DC Ops really doesn't care how WMCS leverages their budgeted hardware, so not sure what I'd be weighing in on here about.

cloudcontrol2008-dev: give back to spares

This was just purchased on 2023-07-24, does WMC have no use? We no longer keep 'spares' as they tend to just age out of support without being used. Does WMCS have no use for this previously budgeted purchase?

cloudcontrol2009-dev: give back to spares

This was just purchased on 2024-04-04, does WMC have no use? We no longer keep 'spares' as they tend to just age out of support without being used. Does WMCS have no use for this previously budgeted purchase?

cloudnet2007-dev: use for codfw1dev as node nº3 in the HA setup

DC Ops really doesn't care how WMCS leverages their budgeted hardware, so not sure what I'd be weighing in on here about.

cloudnet2008-dev: use as cloudgw2004-dev, as node nº3 in the HA setup

DC Ops really doesn't care how WMCS leverages their budgeted hardware, so not sure what I'd be weighing in on here about.

cloudcontrol2006-dev: increase memory in-place, or replace with another server with higher memory

This host was purchsed on 2023-07-24, and has quite a bit of support term remaining. Adding memory requires expendables budget and thus would need to have the WMCS manager and then Willy's approval as this is an unbudgeted request. Alternatively, this could be budgeted into next fiscal year. The host currently has 32B, would you want this increased to 64GB or 128GB? Once I know, I can get it quoted and we can determine if this can occur on this fiscal year (unbudgeted) or need to be pushed. We also may be able to snag from eqiad decom pile and ship to codfw, checking but need to know how much total memory is needed for this host?

There is only the 'test host' in codfw to replace with, no other standard configs. The test host is overkill, so it would likely be better to know your memory requirement before making a determination.

I just checked with Valerie @ eqiad and she is sending some spare 3200 speed 32GB dimms for some other upgrades in codfw, so she will also include 3*32GB for this, which would bring this host from 32 to 128GB (and if it only has to go to 64 we'll have spare memory in codfw.). So that should avoid the budget spend for this!

I just checked with Valerie @ eqiad and she is sending some spare 3200 speed 32GB dimms for some other upgrades in codfw, so she will also include 3*32GB for this, which would bring this host from 32 to 128GB (and if it only has to go to 64 we'll have spare memory in codfw.). So that should avoid the budget spend for this!

Great! 128GB for this server would be excellent.

I will use T370401 for the DCops folks in codfw to track this.

cloudcontrol2008-dev: give back to spares

This was just purchased on 2023-07-24, does WMC have no use? We no longer keep 'spares' as they tend to just age out of support without being used. Does WMCS have no use for this previously budgeted purchase?

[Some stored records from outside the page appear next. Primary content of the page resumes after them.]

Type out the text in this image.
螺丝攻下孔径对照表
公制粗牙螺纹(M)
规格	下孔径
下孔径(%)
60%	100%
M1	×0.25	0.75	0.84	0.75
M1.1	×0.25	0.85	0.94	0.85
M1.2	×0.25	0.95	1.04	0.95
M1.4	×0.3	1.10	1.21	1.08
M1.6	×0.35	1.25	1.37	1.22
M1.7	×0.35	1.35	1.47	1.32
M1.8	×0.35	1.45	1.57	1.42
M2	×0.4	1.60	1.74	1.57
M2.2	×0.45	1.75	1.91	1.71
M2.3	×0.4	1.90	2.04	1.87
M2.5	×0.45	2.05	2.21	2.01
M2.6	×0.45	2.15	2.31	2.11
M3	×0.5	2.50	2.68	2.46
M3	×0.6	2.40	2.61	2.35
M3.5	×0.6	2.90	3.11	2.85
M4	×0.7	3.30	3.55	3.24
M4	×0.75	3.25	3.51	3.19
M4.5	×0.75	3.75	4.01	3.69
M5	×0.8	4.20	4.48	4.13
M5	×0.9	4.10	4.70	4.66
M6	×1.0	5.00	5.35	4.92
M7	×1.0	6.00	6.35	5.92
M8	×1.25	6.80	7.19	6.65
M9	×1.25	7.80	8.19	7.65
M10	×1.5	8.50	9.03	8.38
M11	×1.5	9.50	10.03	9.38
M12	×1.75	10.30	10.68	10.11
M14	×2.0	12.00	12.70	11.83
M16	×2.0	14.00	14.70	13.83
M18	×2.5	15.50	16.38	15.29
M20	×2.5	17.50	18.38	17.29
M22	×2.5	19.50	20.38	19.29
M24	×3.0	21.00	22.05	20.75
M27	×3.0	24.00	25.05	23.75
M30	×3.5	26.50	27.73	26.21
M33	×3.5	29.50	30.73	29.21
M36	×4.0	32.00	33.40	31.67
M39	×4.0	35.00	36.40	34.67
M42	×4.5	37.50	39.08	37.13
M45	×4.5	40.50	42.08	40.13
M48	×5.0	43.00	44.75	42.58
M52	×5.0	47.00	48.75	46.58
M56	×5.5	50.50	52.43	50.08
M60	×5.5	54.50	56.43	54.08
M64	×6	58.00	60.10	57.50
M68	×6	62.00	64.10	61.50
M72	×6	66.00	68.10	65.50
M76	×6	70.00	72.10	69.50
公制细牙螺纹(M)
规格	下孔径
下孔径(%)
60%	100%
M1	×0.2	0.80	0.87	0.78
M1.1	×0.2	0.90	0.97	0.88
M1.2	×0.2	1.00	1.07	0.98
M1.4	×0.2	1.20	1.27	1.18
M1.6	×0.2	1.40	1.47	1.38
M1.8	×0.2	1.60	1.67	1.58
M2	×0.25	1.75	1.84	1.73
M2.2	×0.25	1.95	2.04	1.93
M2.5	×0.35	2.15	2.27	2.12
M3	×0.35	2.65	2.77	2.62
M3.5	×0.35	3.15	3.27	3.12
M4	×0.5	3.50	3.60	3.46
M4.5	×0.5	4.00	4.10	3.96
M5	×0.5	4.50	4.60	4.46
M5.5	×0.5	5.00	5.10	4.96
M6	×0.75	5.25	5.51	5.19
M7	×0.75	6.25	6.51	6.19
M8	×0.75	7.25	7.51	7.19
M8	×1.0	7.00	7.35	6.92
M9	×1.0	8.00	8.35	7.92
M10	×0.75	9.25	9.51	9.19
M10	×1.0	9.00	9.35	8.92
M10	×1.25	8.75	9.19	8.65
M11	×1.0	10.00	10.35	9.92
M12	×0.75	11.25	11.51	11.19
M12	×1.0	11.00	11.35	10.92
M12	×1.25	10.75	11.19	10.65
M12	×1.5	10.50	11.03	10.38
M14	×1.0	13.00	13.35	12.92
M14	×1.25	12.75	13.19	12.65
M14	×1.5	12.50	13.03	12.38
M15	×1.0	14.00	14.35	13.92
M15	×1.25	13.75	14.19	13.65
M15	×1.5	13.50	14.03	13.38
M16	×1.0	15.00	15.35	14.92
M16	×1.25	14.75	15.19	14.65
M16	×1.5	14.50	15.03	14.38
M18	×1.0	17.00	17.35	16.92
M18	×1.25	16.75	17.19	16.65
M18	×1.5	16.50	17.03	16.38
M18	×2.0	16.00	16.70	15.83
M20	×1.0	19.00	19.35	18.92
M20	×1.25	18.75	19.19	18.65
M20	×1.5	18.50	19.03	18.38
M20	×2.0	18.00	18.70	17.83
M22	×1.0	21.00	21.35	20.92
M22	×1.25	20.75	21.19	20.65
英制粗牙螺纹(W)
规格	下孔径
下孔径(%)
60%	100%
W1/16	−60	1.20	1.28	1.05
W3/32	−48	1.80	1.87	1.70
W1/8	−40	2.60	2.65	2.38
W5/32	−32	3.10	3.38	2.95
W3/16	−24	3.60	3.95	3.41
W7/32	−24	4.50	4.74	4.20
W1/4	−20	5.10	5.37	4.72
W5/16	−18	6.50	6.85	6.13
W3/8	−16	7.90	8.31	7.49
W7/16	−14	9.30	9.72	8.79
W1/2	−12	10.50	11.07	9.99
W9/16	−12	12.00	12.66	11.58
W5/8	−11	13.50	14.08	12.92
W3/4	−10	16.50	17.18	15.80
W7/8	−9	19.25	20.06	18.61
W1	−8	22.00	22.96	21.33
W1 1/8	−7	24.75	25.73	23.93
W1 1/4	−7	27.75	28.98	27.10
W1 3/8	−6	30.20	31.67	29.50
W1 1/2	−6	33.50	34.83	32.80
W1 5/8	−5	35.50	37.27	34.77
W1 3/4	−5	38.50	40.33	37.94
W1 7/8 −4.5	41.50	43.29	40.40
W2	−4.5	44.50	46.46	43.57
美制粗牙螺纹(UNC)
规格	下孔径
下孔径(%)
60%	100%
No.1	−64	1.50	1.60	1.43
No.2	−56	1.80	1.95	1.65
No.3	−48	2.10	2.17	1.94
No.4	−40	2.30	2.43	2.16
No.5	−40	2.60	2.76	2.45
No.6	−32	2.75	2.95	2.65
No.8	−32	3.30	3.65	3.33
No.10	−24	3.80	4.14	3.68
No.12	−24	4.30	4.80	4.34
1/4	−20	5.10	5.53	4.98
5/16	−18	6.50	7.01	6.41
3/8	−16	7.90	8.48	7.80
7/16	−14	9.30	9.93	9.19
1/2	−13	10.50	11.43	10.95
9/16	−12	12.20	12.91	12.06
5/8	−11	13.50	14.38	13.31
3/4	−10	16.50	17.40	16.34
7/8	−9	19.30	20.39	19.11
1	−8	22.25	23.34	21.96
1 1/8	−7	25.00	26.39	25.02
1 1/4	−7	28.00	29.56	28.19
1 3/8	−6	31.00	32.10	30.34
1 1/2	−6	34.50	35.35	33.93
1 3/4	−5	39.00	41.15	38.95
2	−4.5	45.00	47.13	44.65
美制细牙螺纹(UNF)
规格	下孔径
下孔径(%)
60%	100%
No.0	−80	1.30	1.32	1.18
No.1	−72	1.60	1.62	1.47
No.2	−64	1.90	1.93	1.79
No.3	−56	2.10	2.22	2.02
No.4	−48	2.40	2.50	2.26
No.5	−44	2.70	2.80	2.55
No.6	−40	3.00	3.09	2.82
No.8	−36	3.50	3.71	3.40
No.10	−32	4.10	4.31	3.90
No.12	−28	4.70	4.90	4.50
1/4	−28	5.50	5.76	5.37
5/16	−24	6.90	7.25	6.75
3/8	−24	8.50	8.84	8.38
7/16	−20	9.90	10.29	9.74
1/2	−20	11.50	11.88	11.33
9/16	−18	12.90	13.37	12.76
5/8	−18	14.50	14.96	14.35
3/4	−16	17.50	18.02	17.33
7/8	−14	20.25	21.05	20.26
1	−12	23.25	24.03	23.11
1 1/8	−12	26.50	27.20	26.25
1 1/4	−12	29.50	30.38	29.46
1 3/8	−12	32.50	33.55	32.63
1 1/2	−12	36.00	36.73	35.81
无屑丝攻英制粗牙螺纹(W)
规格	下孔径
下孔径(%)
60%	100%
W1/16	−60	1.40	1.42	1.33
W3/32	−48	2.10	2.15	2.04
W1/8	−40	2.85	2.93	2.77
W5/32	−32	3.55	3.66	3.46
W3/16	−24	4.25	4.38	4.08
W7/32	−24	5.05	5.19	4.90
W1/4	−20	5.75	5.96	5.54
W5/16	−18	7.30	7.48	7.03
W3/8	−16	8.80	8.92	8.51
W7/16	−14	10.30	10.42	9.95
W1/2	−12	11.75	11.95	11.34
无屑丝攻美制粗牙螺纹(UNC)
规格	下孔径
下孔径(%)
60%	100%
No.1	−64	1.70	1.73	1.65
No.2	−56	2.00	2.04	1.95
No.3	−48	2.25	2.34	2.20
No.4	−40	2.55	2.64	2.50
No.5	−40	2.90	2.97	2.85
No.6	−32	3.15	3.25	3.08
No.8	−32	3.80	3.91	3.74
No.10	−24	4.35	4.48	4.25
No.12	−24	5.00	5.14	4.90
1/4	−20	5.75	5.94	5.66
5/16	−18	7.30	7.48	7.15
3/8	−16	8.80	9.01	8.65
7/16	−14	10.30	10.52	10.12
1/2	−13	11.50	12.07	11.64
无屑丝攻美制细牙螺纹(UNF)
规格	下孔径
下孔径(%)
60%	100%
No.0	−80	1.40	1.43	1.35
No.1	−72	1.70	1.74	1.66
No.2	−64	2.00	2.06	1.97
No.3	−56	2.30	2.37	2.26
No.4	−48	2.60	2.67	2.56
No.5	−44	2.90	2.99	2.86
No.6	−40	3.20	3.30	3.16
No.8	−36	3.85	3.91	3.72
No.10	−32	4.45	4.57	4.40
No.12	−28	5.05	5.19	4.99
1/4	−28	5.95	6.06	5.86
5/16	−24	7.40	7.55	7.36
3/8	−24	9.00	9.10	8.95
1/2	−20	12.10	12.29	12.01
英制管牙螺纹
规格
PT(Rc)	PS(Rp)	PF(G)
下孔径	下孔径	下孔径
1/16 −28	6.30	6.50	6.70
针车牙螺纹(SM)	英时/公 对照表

cloudcontrol2009-dev: give back to spares

This was just purchased on 2024-04-04, does WMC have no use? We no longer keep 'spares' as they tend to just age out of support without being used. Does WMCS have no use for this previously budgeted purchase?

The project the servers were originally part of was cancelled, see https://phabricator.wikimedia.org/T342750#10241636

If you don't recommend the 'spares' route, then my next suggestion would be to mirror the rabbitmq setup we have in eqiad using these servers.

This is: repurposing these 2 as 'cloudrabbit' hosts. I'll update the task description

I think re-purposing these for rabbitmq is better than 'spares' which tend to age out and never get used. @wiki_willy: Would you agree with this?

Basically WMCS has 2 hosts they can return to spares due to a canceled project but we don't really keep spares, and they could repurpose instead as rabbitmq similar to what they run in eqiad. Since this involves hardware allocations, I wanted to double check with you. My advise is to re-purpose to rabbitmq since that is an immediate use of the hosts, versus sitting spare and not being used.

Yup, agreed. If the servers can be reallocated for something else that is currently needed, I think it makes more sense to just repurpose them vs keeping them as spares or decommissioning them.